I'm a progressive because I believe in ideas, but I also believe, strongly, that we must give our ideas power through our force of argument, activism, and resources. We need to build a better country, and the vehicle we have and will use is the Democratic Party. As we've seen over the past four months, this Democratic Party isn't entirely ours. Sometimes we're going to get greatness and investigations, a Congress that will do its job. Sometimes we're going to get complete flaccidity sparked by fealty to silly people like Stuart Rothenberg and Kenny Baer. But ultimately, we must give our own ideas force by making the argument that we're not going to go away, that our people are going to be in office, and that it is our ideas that must be taken seriously by the political system.
Donna Edwards has just been added to the Blue Majority page. I put $25 down for her campaign, which brings my total donations to Donna this cycle at $50. I hope you'll join me.

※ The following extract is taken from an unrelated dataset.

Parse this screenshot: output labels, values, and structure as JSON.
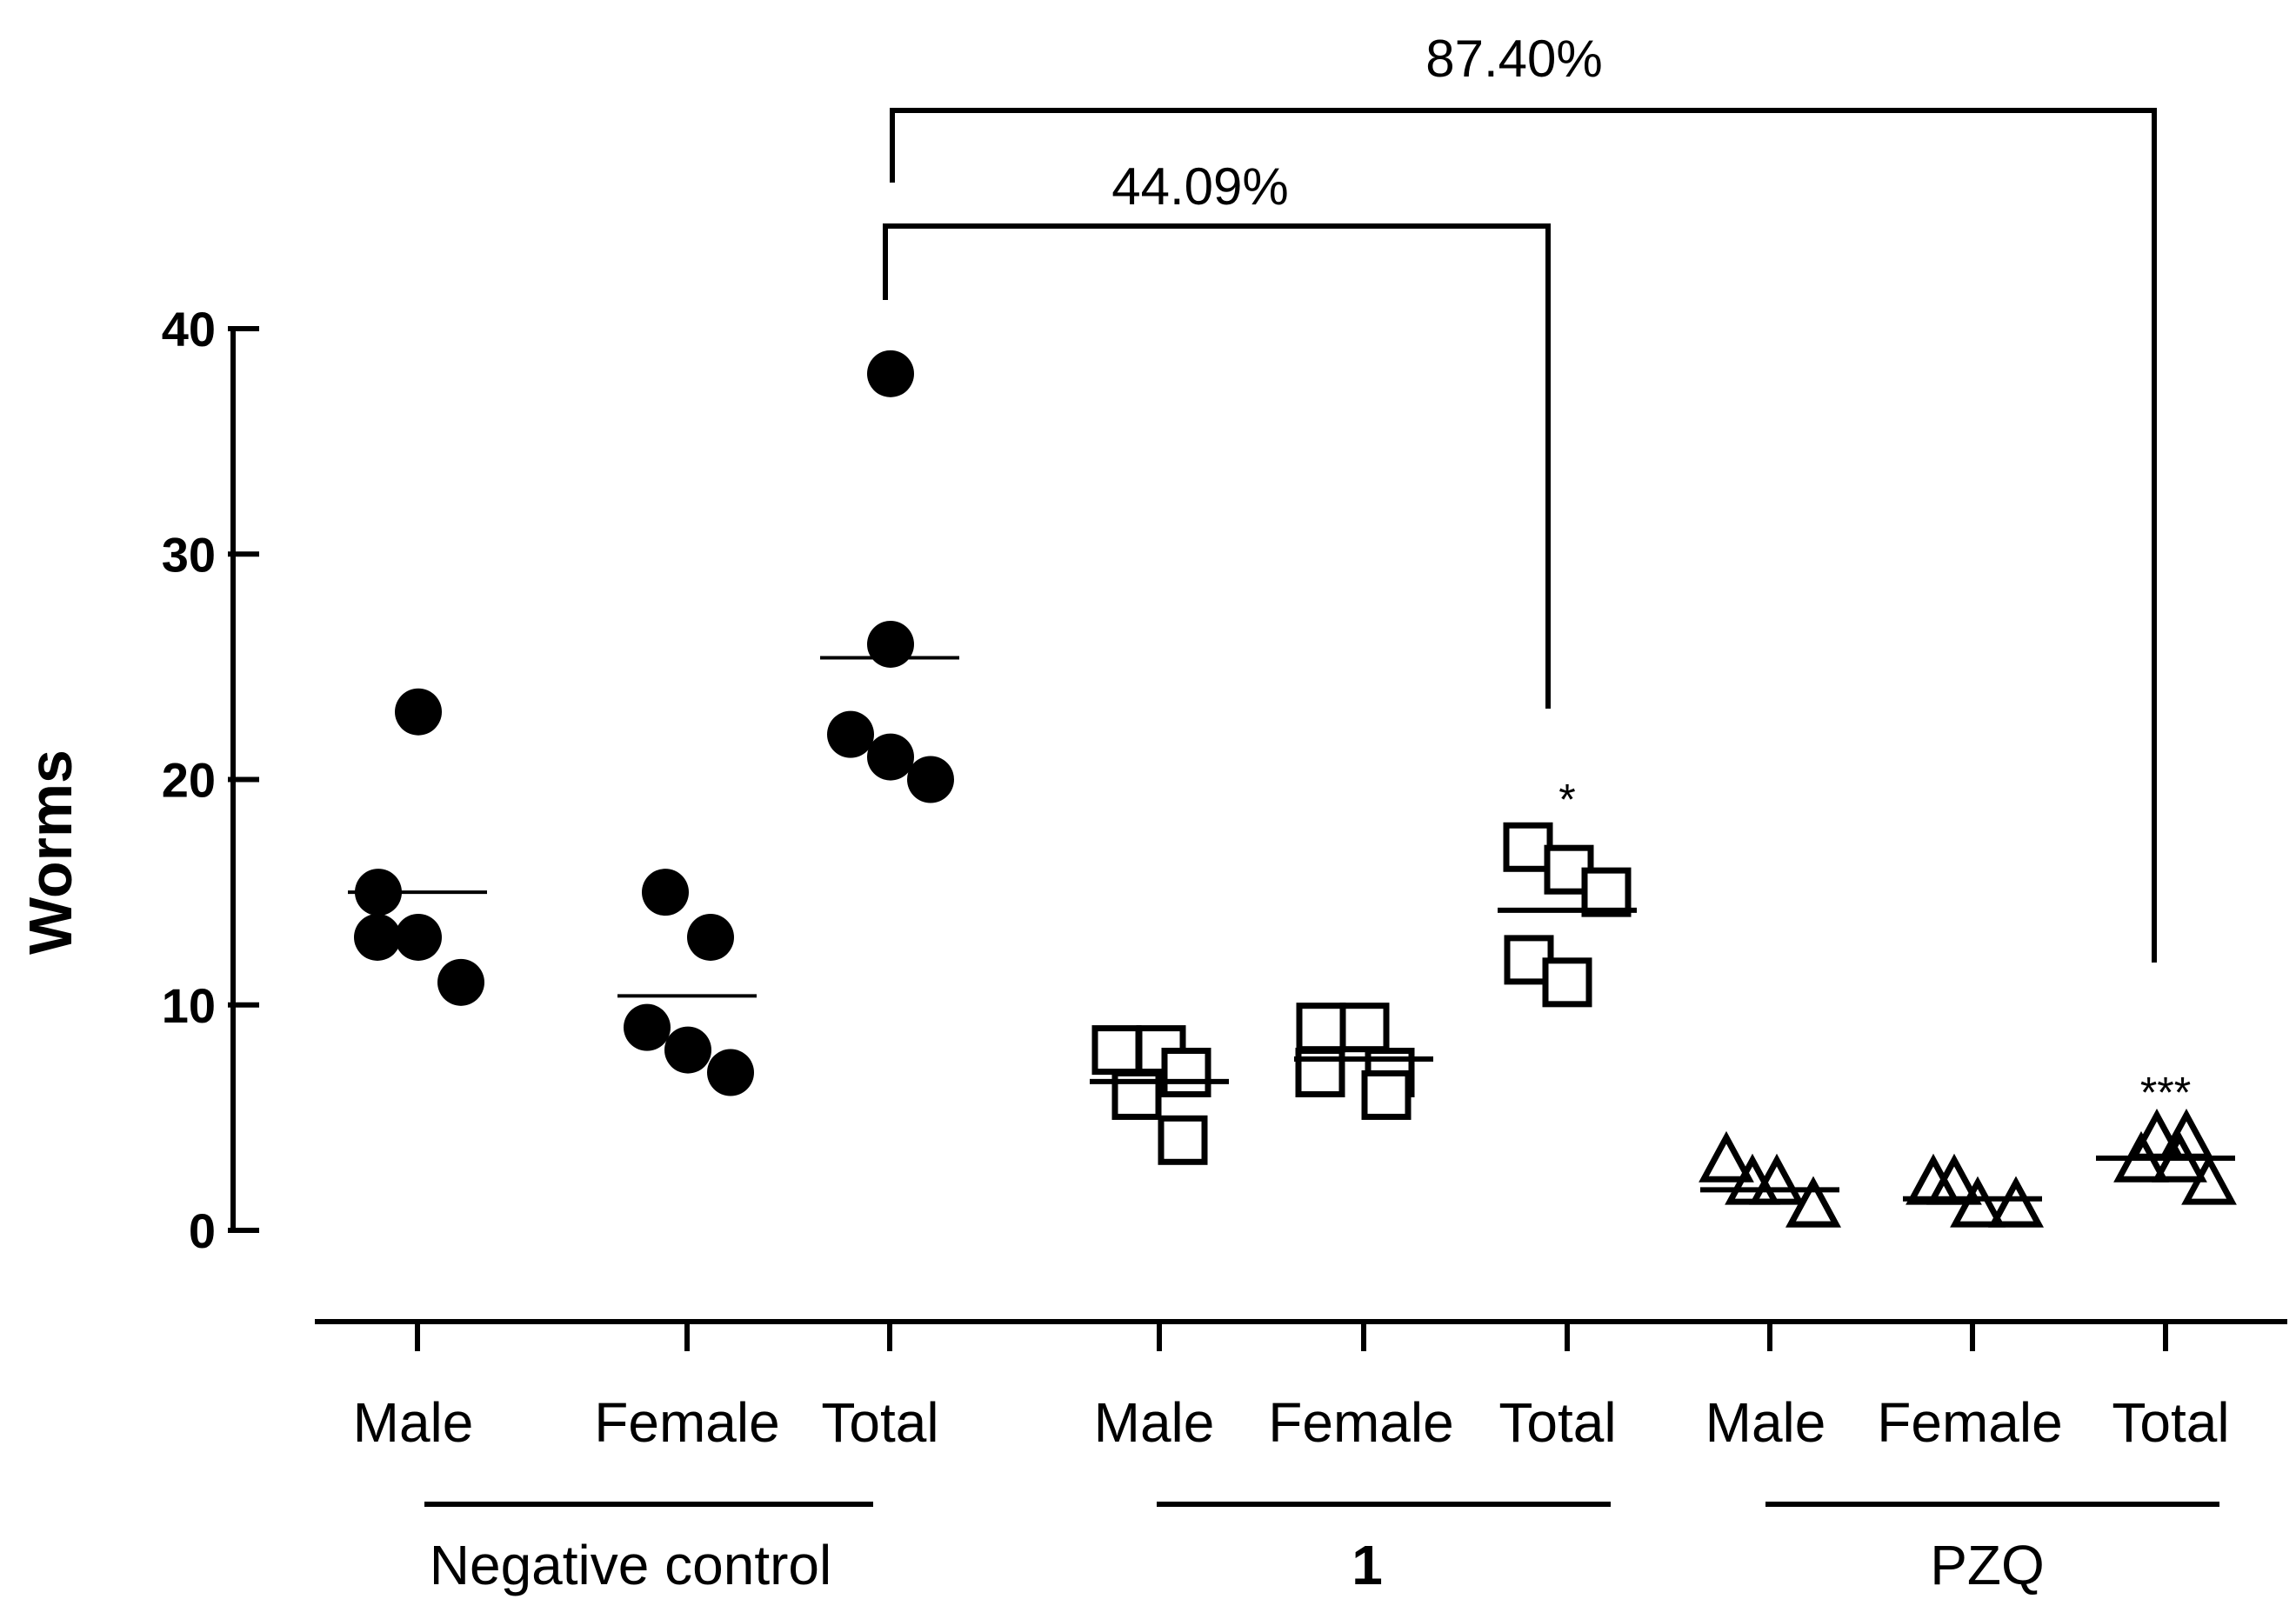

Update [2007-6-11 17:52:26 by Matt Stoller]:: EMILY's List stands for 'early money is like yeast' for a good reason. I know it's not always fun to put up money now, when there's no horse race feeling to these contests. But it is the most important cash you can give. This is when a few thousand dollars can hire that critical staffer to help start a field organization, as opposed to October 2008, when a few thousand dollars will get thrown into the giant sucking television budget of a million. More to the point, if we want our ideas in Congress, we need to fight for them, and that means putting up cash when it makes a difference. Early cash helps unlock other money, like labor cash, who might be on the fence about who to endorse. It can help establish that critical sense of 'legitimacy', which is an ephemeral but critical quality in politics. Giving early to key races like this now is a sign of maturity and seriousness in politics; it's why the US Chamber and Walmart each wrote a check to Wynn a few months ago. They were making a statement that Wynn is their guy. We need to make that statement about Donna.